Mr. President, an anti-inflation agency with teeth is needed to take positive action, short of wage-and-price controls, to avoid inflation and shortages in specific economic sectors. No other conventional agency now performs these kinds of functions, such as: Establishing communications among government, management, and labor in particular sectors; calling attention, publicly and privately, to the need for voluntary restraints in selected instances; and the promotion of planning to avoid shortages which might have a ripple effect on the rest of the economy.
None of these functions are now the mission of any other agency. The only other executive branch body with the potential economic overview to perform these functions is the Council of Economic Advisers – and its permanent staff of 46 – including both professional and clerical positions – is far too small to allow it to assume this mission.

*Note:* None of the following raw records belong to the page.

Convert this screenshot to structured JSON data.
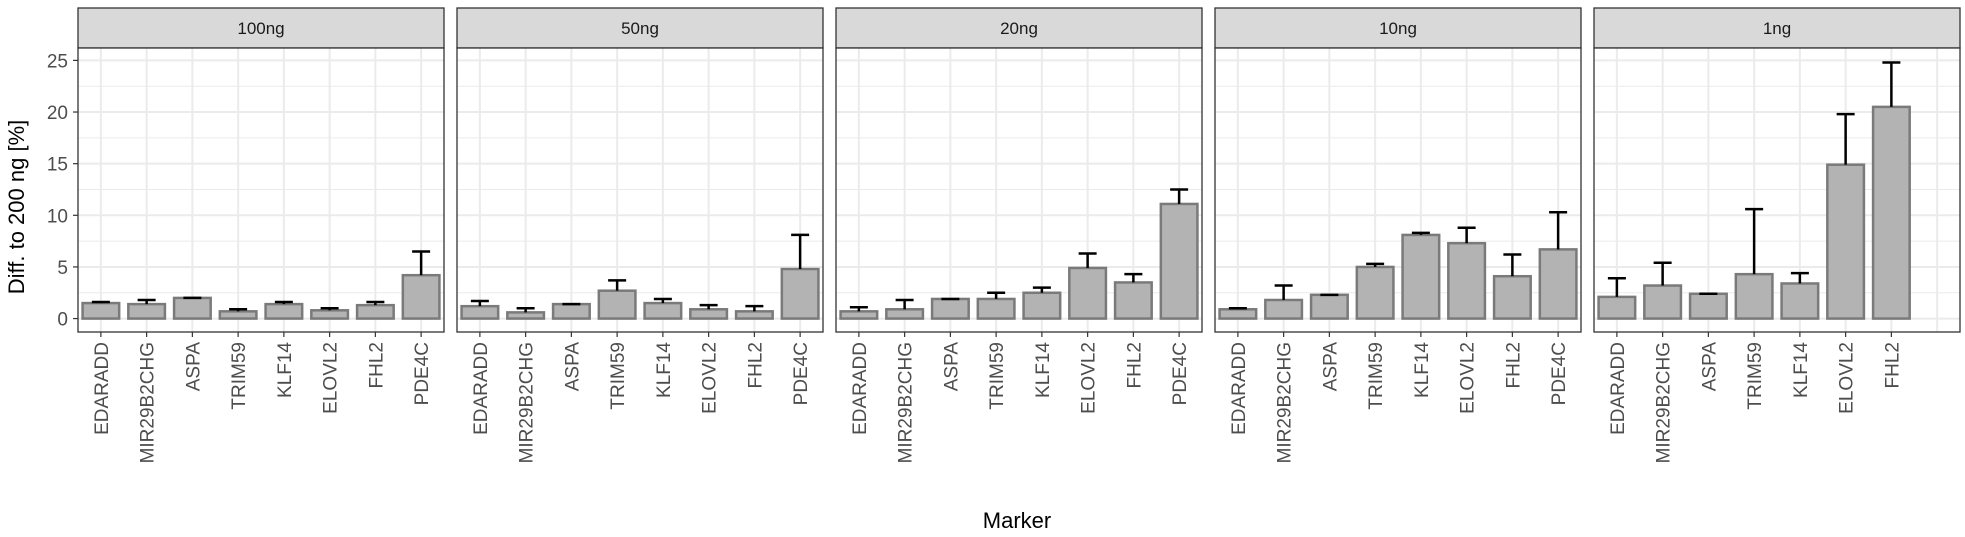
{
  "chart_data": {
    "type": "bar",
    "xlabel": "Marker",
    "ylabel": "Diff. to 200 ng [%]",
    "ylim": [
      -1.3,
      26.2
    ],
    "yticks": [
      0,
      5,
      10,
      15,
      20,
      25
    ],
    "grid": true,
    "error_bars": "upper",
    "colors": {
      "bar_fill": "#b3b3b3",
      "bar_stroke": "#7a7a7a",
      "strip_fill": "#d9d9d9",
      "panel_border": "#333333",
      "grid": "#ebebeb",
      "error_bar": "#000000"
    },
    "panels": [
      {
        "label": "100ng",
        "categories": [
          "EDARADD",
          "MIR29B2CHG",
          "ASPA",
          "TRIM59",
          "KLF14",
          "ELOVL2",
          "FHL2",
          "PDE4C"
        ],
        "values": [
          1.5,
          1.4,
          2.0,
          0.7,
          1.4,
          0.8,
          1.3,
          4.2
        ],
        "error_upper": [
          1.6,
          1.8,
          2.0,
          0.9,
          1.6,
          1.0,
          1.6,
          6.5
        ]
      },
      {
        "label": "50ng",
        "categories": [
          "EDARADD",
          "MIR29B2CHG",
          "ASPA",
          "TRIM59",
          "KLF14",
          "ELOVL2",
          "FHL2",
          "PDE4C"
        ],
        "values": [
          1.2,
          0.6,
          1.4,
          2.7,
          1.5,
          0.9,
          0.7,
          4.8
        ],
        "error_upper": [
          1.7,
          1.0,
          1.4,
          3.7,
          1.9,
          1.3,
          1.2,
          8.1
        ]
      },
      {
        "label": "20ng",
        "categories": [
          "EDARADD",
          "MIR29B2CHG",
          "ASPA",
          "TRIM59",
          "KLF14",
          "ELOVL2",
          "FHL2",
          "PDE4C"
        ],
        "values": [
          0.7,
          0.9,
          1.9,
          1.9,
          2.5,
          4.9,
          3.5,
          11.1
        ],
        "error_upper": [
          1.1,
          1.8,
          1.9,
          2.5,
          3.0,
          6.3,
          4.3,
          12.5
        ]
      },
      {
        "label": "10ng",
        "categories": [
          "EDARADD",
          "MIR29B2CHG",
          "ASPA",
          "TRIM59",
          "KLF14",
          "ELOVL2",
          "FHL2",
          "PDE4C"
        ],
        "values": [
          0.9,
          1.8,
          2.3,
          5.0,
          8.1,
          7.3,
          4.1,
          6.7
        ],
        "error_upper": [
          1.0,
          3.2,
          2.3,
          5.3,
          8.3,
          8.8,
          6.2,
          10.3
        ]
      },
      {
        "label": "1ng",
        "categories": [
          "EDARADD",
          "MIR29B2CHG",
          "ASPA",
          "TRIM59",
          "KLF14",
          "ELOVL2",
          "FHL2"
        ],
        "values": [
          2.1,
          3.2,
          2.4,
          4.3,
          3.4,
          14.9,
          20.5
        ],
        "error_upper": [
          3.9,
          5.4,
          2.4,
          10.6,
          4.4,
          19.8,
          24.8
        ]
      }
    ]
  }
}
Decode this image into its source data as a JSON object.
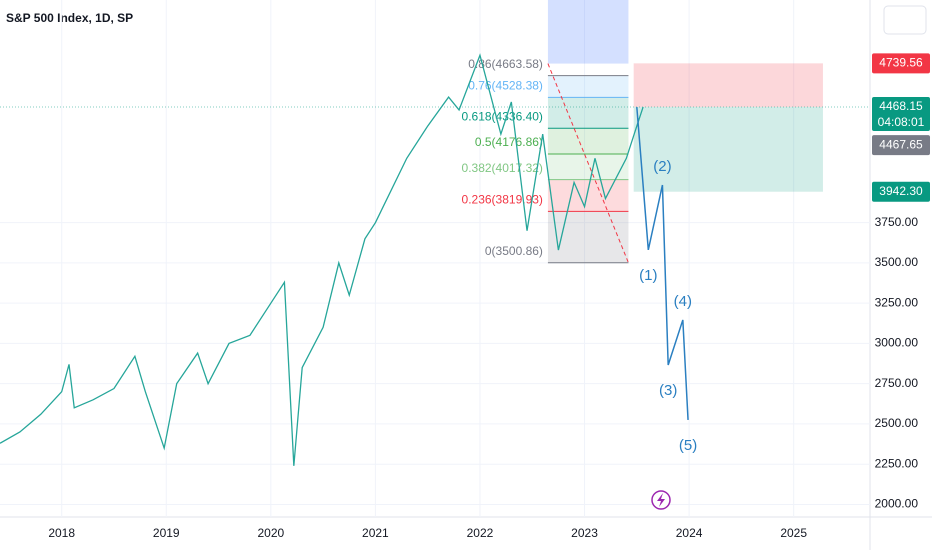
{
  "chart_data": {
    "type": "line",
    "title": "S&P 500 Index, 1D, SP",
    "color": "#26a69a",
    "x": [
      2017.41,
      2017.6,
      2017.8,
      2018.0,
      2018.07,
      2018.12,
      2018.3,
      2018.5,
      2018.7,
      2018.8,
      2018.98,
      2019.1,
      2019.3,
      2019.4,
      2019.6,
      2019.8,
      2020.0,
      2020.13,
      2020.22,
      2020.3,
      2020.5,
      2020.65,
      2020.75,
      2020.9,
      2021.0,
      2021.3,
      2021.5,
      2021.7,
      2021.8,
      2022.0,
      2022.2,
      2022.3,
      2022.45,
      2022.6,
      2022.75,
      2022.9,
      2023.0,
      2023.1,
      2023.2,
      2023.4,
      2023.5,
      2023.56
    ],
    "values": [
      2380,
      2450,
      2560,
      2700,
      2870,
      2600,
      2650,
      2720,
      2920,
      2700,
      2350,
      2750,
      2940,
      2750,
      3000,
      3050,
      3250,
      3380,
      2240,
      2850,
      3100,
      3500,
      3300,
      3650,
      3750,
      4150,
      4350,
      4530,
      4450,
      4790,
      4300,
      4500,
      3700,
      4300,
      3580,
      4000,
      3850,
      4150,
      3900,
      4150,
      4350,
      4468.15
    ],
    "xlim": [
      2017.41,
      2025.73
    ],
    "ylim": [
      1922,
      5133
    ],
    "xticks": [
      2018,
      2019,
      2020,
      2021,
      2022,
      2023,
      2024,
      2025
    ],
    "yticks": [
      {
        "value": 2000,
        "label": "2000.00"
      },
      {
        "value": 2250,
        "label": "2250.00"
      },
      {
        "value": 2500,
        "label": "2500.00"
      },
      {
        "value": 2750,
        "label": "2750.00"
      },
      {
        "value": 3000,
        "label": "3000.00"
      },
      {
        "value": 3250,
        "label": "3250.00"
      },
      {
        "value": 3500,
        "label": "3500.00"
      },
      {
        "value": 3750,
        "label": "3750.00"
      }
    ],
    "grid": true,
    "fib": {
      "x": [
        2022.65,
        2023.42
      ],
      "levels": [
        {
          "label": "0.86(4663.58)",
          "value": 4663.58,
          "color": "#787b86"
        },
        {
          "label": "0.76(4528.38)",
          "value": 4528.38,
          "color": "#64b5f6"
        },
        {
          "label": "0.618(4336.40)",
          "value": 4336.4,
          "color": "#089981"
        },
        {
          "label": "0.5(4176.86)",
          "value": 4176.86,
          "color": "#4caf50"
        },
        {
          "label": "0.382(4017.32)",
          "value": 4017.32,
          "color": "#81c784"
        },
        {
          "label": "0.236(3819.93)",
          "value": 3819.93,
          "color": "#f23645"
        },
        {
          "label": "0(3500.86)",
          "value": 3500.86,
          "color": "#787b86"
        }
      ]
    },
    "position_x": [
      2023.47,
      2025.28
    ],
    "price_labels": [
      {
        "value": 4739.56,
        "color": "#f23645"
      },
      {
        "value": 4468.15,
        "color": "#089981",
        "countdown": "04:08:01"
      },
      {
        "value": 4467.65,
        "color": "#787b86"
      },
      {
        "value": 3942.3,
        "label": "3942.30",
        "color": "#089981"
      }
    ],
    "projection": {
      "color": "#2a7fc1",
      "x": [
        2023.5,
        2023.61,
        2023.745,
        2023.8,
        2023.94,
        2023.99
      ],
      "values": [
        4468.15,
        3581,
        3984,
        2866,
        3146,
        2525
      ],
      "labels": [
        null,
        "(1)",
        "(2)",
        "(3)",
        "(4)",
        "(5)"
      ]
    }
  }
}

Only by providing the Council with the tools and resources necessary to do a meaningful job can we have sufficient warning of special short-term inflation and shortage problems we might face in the months ahead, and assurance that there will be an adequate study of the long-term inflation problems our Nation faces.
Finally, Mr. President, I would like to point out that the psychology of having a monitoring agency, even though it has no standby control authority, is at least marginally helpful to the economy. A watchdog on inflation is better than providing no attention at all. And no one will ask for higher wages, and higher prices, merely because this agency exists. But its activities could help promote a responsible attitude toward inflation on the part of business, labor, the administration, and the public at large.
By giving the Council authority and funds to better meet its broad mandate, the Senate would be taking a positive step to meet the inflationary dangers of the months ahead.
Therefore, I was disappointed that the Banking Committee could agree to no more than a simple extension of authorities, and a modest increase in funding to the Council. Naturally, however, I am gratified that most of the amendments which will be offered to this bill parallel portions of the proposals which I have sponsored previously, and I will support such efforts.